Rawlings himself seems to care little about this danger. He should have moved to a higher notch in his political life after ruling for almost two decades. But he hasn’t. He is still perched at the lower levels with the “strongman” mentality, flexing his muscles and exuding the very militant spirit that launched his “revolutionary” political career many years ago.
Politics in Ghana after him has taken a different turn that cannot be rewound to ingest that kind of “revolutionary fervor.” With the determination to manage their political lives through the mechanism of the ballot box, Ghanaians have indicated their strong resolve to do things as prescribed by the Constitution. There is no room for a “strongman” mentality, which Rawlings should have known by now. But he hasn’t, which is the NDC’s jigsaw puzzle.

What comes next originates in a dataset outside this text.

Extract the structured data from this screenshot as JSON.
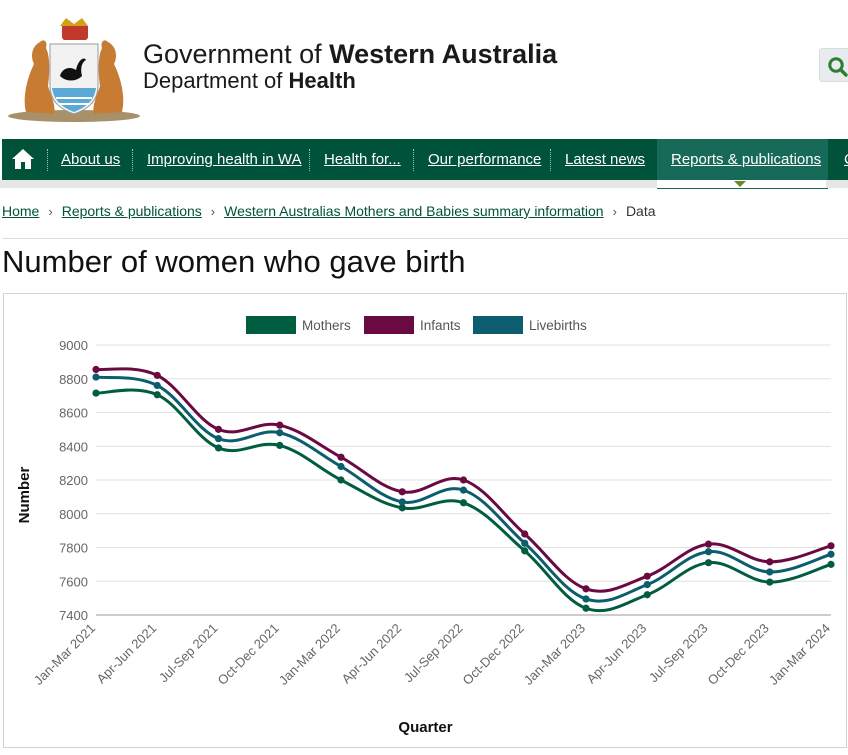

Rawlings hasn’t grown politically as one would expect him to. Had he done so, he would have foreseen the futility of attempting to impose his will on the Presidents who have succeeded him. He wouldn’t have been in a vain battle with these successors to call the shots for them to govern as he would wish. He would have seen the futility of his attempts to foist off his ideals on them. That these successors have resisted those attempts and virtually reduced him to a pitiable character in the political equation is a clear demonstration of his stunted political growth. Were the issue to end there, no one would complain. But it doesn’t.
Rawlings has turned his dagger inwards and is stabbing at the heart of the NDC. With the persistence of the party’s internal problems, the picture is gradually emerging that the NDC is obviously reaching out for the long rope with which to hang itself at the polls.
These are damaging issues that Dr. Kwabena Adjei and his cohorts should concern themselves with instead of biting off more than they can chew. The Judiciary may have its own problems (as a human institution) but Dr. Adjei and his team must not attempt cleaning it through the mechanism of the NDC. As things stand now, it is the NDC itself that needs cleansing.